Based on a play that was, by all accounts, pretty terrible, and made under a frantic production that had a well-documented casting back-and-forth, few expected “Casablanca” to be anything but a forgettable programmer, a cash-in on the now-overshadowed 1938 box office hit “Algiers.” That it became a Best Picture winner (and responsible for Curtiz’s only directing Oscar), and one of the greatest American movies ever made, is a case of how, every so often, the stars align just in the right way. Because “Casablanca” is perfect across the board: a rich, gripping story, told through a script that never puts a foot wrong forward (thanks to the Epstein Brothers, Howard Koch and an uncredited Casey Robinson), helmed with uncanny sense of pace and tone by Curtiz and performed by a colorful, charismatic cast that once more showed the director’s capacity for picking the right face for a part (has any supporting cast ever matched the likes of Claude Rains, Conrad Veidt, Sydney Greenstreet and Peter Lorre here?). And the film is a tricky balancing act, because it has everything that you could want in a movie — comedy, thrills, a great love story — but it takes a craftsman in the best sense of the word to make the elements work in harmony, and one can only wonder what would have happened if original choice, William Wyler, had helmed the film instead. Technically, it’s superb too: DoP Arthur Edeson, who was also behind “The Maltese Falcon” and “Frankenstein,” was perhaps the finest cinematographer working at the time, and he lights Ingrid Bergman perhaps better than anyone’s ever lit a star, while giving the North African setting an unforgettable noirish tinge. If you’ve somehow never seen it, drop whatever you’re doing and fix that.
“Mildred Pierce” (1945)
By 1945, Joan Crawford had been a star for twenty years, but wasn’t exactly at the peak of her career: she’d been labeled as box office poison in 1937, and was bought out of her contract by MGM for $100,000. She went across town to Warner Bros in 1943, wanting to star in a movie version of “Ethan Frome,” but when that film didn’t happen, she stepped in for nemesis Bette Davis on an adaptation of James M. Cain‘s “Mildred Pierce,” despite the initial objections of Curtiz, who had to be convinced by a screen test. But the gamble paid off in a big way in the film that sees Crawford play a self-made woman, the owner of a chain of restaurants, tormented by her horrible little shit of a social-climbing daughter. It proved to be a major hit, and Crawford won a Best Actress Academy Award, putting her right back on top again. And even in light of Todd Haynes‘ five-hour HBO miniseries last year, an excellent, religiously faithful take on the same material that dumps the noirish murder subplot, Curtiz’s film holds up today in a big way. The director’s expressionistic experiments in light and shadow reach their apex here, with a flashback structure that feels like a knowing nod at “Citizen Kane,” and as ever, the cast is immaculate, and the pacing moves along at a neat clip. But ultimately, it’s Crawford’s show, and she’s phenomenal in the film. Her hunger to get back on top is almost palpable, but there’s little ego to the performance, with a maternal love that had rarely been seen from the actress before, and a true heartbreak when she sees how little gratitude her little monster Veda (Ann Blyth) has for her. As superb as Kate Winslet was in Haynes’ version, it’s always going to be Crawford that’s associated with the role.
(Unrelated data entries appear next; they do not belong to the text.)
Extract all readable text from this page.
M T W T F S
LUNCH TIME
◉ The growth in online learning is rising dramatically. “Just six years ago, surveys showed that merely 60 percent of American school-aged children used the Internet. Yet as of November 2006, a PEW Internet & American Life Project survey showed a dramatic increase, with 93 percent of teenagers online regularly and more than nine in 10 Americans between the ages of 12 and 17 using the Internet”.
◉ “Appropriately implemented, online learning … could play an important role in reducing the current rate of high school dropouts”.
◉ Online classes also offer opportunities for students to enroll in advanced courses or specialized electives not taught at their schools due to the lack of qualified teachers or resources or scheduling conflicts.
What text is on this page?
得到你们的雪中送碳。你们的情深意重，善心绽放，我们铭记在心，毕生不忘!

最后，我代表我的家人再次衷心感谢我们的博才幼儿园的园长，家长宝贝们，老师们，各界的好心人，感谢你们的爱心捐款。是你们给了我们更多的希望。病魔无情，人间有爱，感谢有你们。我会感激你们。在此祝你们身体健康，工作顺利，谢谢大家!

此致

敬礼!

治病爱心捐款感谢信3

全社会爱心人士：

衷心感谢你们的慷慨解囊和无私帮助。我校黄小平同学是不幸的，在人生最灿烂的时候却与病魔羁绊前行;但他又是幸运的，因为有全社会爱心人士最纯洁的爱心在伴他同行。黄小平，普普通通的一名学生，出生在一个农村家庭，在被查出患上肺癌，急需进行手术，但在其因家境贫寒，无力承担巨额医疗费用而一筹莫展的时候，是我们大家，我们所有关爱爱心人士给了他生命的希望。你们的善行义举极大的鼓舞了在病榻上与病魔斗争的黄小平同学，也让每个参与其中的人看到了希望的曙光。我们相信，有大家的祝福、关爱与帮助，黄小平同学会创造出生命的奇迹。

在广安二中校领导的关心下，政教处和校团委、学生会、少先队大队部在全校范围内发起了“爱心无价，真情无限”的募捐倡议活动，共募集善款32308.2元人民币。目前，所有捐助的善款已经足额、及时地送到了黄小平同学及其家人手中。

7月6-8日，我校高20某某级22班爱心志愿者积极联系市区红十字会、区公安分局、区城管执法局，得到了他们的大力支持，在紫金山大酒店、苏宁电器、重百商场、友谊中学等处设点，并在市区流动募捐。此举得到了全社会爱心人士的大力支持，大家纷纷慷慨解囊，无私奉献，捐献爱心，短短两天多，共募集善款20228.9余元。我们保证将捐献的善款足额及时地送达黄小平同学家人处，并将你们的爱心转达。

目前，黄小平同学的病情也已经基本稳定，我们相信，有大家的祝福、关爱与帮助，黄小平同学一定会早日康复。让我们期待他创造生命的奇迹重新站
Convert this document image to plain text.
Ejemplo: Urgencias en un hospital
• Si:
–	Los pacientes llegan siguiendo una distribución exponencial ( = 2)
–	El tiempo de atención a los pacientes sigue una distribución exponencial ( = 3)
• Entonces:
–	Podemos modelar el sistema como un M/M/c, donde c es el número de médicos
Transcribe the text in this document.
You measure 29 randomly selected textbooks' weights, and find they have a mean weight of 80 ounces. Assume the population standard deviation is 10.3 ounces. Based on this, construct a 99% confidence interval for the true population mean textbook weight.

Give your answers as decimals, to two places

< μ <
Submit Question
Honorable Mentions: Most of his pictures with Flynn, including the aforementioned “Captain Blood,” “Charge of the Light Brigade,” “Dodge City,” “The Private Lives of Elizabeth and Essex” and “Sante Fe Trail,” are worth checking out, while his Oscar nominated work on musical “Four Daughters” is pleasant entertainment (as are “White Christmas” and “Yankee Doodle Dandy,” the latter of which has dated a little, but features a brilliant performance from James Cagney). He also virtually invented the sitcom, in big-screen form, with William Powell in “Life With Father” and helmed one of Elvis Presley‘s best films, “King Creole.”